Recently, a YuMi robot served as the conductor at a performance held in Pisa. It was an excellent show of the robot’s manual dexterity, seeing as how it was created by ABB to serve on the assembly line but was re-programmable to serve as a capable conductor. With that said, it is important to note that the YuMi robot is still lacking a critical component of what enables a human conductor to excel, which is to say, it cannot interpret what is happening for the purpose of improvising and thus improving its own performance. In other words, there is still a long way to go before a human conductor can be replaced by a robot, but the distance between the two is short enough that some concern is understandable.
Is the Rise of the Robots Real?
The media tends to depict the rise of the robots as some sort of machine rebellion, which makes for great entertainment but remains something confined to the far future, if that. After all, while machine intelligence has been seeing use for some time now, true AI is still the stuff of science fiction. Instead, the bigger concern might be the uses that people will be putting ever-more capable robots towards, which promise to have enormous consequences for human societies.
For example, consider the humble virtual banker, which is essentially a specialized chatbot that can answer some of the most common questions that a bank customer might ask but will redirect them to a flesh-and-blood bank teller for anything more sophisticated than that. As a result, it can save flesh-and-blood bank tellers a fair amount of time, which in turn, means that banks and other financial institutions need fewer man-hours from said individuals. On its own, this is not a huge issue. However, it is important to note that the increasing sophistication of robots is happening across numerous sectors, meaning that it is not just banks and other financial institutions that are needing fewer human manhours but also a much wider range of businesses that extend to all of the sectors out there. Furthermore, as robots continue to become more and more sophisticated, it is reasonable to assume that they will start out-competing humans in more and more positions.

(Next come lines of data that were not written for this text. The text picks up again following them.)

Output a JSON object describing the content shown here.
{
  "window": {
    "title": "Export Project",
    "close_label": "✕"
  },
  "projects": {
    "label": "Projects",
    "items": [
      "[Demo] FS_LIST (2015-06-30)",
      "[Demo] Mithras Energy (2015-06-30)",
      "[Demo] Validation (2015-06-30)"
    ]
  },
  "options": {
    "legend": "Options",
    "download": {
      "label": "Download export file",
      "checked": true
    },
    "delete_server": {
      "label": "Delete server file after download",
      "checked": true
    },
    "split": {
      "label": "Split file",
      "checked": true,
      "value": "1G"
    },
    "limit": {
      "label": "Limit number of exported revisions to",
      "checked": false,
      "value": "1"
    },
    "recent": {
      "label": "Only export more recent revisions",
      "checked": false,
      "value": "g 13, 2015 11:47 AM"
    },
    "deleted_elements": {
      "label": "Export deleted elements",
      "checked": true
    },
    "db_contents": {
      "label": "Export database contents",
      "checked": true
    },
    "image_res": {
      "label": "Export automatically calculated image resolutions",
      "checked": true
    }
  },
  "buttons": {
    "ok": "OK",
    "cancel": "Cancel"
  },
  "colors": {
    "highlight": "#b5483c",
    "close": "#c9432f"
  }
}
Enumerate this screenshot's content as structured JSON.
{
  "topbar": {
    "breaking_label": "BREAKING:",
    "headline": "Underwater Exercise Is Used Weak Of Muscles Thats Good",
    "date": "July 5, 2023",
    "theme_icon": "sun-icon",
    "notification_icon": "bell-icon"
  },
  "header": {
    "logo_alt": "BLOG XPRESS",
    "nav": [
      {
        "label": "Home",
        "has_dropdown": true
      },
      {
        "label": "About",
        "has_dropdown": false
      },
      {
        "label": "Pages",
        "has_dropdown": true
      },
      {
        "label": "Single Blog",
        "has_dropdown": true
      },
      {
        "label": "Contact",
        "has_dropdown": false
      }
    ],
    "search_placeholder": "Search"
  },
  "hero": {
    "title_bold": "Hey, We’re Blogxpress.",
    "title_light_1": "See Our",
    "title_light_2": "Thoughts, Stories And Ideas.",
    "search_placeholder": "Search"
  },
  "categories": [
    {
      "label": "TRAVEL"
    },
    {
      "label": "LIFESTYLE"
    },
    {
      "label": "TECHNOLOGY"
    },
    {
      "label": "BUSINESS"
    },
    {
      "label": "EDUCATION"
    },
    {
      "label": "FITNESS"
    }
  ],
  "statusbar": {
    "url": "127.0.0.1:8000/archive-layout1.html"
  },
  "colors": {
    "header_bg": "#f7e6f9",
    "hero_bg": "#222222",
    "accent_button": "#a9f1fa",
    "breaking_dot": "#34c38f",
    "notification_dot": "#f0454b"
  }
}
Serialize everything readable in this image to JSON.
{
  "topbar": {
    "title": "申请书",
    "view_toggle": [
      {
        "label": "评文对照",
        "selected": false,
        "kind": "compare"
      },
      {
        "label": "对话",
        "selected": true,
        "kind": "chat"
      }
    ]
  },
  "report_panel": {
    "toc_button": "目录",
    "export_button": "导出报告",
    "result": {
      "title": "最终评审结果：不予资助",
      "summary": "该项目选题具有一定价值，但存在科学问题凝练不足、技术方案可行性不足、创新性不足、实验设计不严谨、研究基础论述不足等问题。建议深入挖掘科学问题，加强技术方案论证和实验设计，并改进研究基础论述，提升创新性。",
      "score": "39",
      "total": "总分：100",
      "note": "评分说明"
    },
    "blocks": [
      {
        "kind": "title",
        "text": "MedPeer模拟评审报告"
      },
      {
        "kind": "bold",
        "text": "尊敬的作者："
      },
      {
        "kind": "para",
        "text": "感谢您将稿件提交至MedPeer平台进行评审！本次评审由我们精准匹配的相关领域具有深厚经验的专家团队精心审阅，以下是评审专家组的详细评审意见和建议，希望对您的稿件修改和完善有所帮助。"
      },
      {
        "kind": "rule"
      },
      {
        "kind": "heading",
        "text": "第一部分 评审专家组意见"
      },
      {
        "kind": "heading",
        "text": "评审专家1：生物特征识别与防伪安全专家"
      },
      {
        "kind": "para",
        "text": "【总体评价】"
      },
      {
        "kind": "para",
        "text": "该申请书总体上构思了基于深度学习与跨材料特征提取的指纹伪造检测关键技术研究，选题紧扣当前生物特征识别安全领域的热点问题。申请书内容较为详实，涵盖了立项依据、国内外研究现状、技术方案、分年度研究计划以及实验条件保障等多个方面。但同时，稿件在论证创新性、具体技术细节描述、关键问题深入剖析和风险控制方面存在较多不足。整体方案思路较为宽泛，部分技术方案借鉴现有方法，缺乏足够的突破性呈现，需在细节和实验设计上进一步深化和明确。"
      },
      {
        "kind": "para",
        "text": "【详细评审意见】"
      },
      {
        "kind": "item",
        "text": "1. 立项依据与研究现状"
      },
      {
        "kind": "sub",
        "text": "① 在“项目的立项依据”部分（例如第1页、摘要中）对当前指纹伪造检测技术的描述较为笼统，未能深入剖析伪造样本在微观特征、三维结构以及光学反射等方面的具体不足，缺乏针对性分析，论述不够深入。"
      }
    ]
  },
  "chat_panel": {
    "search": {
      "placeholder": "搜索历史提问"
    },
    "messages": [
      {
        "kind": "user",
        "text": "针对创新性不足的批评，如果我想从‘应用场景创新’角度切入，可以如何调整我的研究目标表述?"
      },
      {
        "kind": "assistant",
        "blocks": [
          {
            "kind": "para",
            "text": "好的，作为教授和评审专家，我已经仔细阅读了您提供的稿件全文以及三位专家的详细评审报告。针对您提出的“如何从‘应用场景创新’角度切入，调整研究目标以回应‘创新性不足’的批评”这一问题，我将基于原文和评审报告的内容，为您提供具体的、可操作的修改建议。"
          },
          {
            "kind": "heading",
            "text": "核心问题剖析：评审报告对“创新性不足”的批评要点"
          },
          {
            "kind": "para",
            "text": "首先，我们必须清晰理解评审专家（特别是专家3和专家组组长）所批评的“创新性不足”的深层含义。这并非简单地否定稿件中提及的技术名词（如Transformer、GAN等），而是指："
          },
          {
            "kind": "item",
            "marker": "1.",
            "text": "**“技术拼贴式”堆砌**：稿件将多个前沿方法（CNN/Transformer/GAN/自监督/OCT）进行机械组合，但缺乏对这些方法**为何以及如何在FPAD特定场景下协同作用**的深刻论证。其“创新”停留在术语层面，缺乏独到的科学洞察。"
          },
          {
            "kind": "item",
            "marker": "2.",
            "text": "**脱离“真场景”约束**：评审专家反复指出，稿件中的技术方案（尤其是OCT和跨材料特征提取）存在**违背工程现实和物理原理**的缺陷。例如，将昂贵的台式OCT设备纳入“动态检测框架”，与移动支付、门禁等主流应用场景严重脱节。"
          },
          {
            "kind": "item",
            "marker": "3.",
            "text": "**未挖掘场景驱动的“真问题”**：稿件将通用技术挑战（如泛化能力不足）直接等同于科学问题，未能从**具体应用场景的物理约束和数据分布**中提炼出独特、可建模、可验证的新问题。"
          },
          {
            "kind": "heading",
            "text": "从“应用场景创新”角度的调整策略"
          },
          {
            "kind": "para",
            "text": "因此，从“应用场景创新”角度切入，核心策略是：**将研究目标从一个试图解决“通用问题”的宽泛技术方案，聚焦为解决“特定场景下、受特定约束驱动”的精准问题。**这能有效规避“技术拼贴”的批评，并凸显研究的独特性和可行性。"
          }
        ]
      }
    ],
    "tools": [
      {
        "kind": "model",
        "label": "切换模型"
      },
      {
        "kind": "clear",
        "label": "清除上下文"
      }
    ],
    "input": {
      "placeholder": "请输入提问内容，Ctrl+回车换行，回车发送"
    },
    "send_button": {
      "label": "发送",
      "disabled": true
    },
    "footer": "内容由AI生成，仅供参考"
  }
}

Of course, this is not the first time that something like this has happened. After all, the United States is still feeling the effects from the decline in its manufacturing sector. However, it is important to note that U.S. manufacturing is bigger than ever, meaning that what happened is that the use of new technologies reduced the need for human labor. Based on this, it is not unreasonable to assume that the YuMi robot’s performance as a conductor could signal something similar happening in the not so distant future, which would have a profound impact on human societies.
With that said, it is important to note that no one can predict the future with perfect certainty, meaning that there is no guarantee that improved automation will eat up even more jobs in the decades to come. Still, it is not a baseless prediction, meaning that interested individuals might want to keep a watchful eye on the latest news regarding the increasing use of automation as a just-in-case precaution.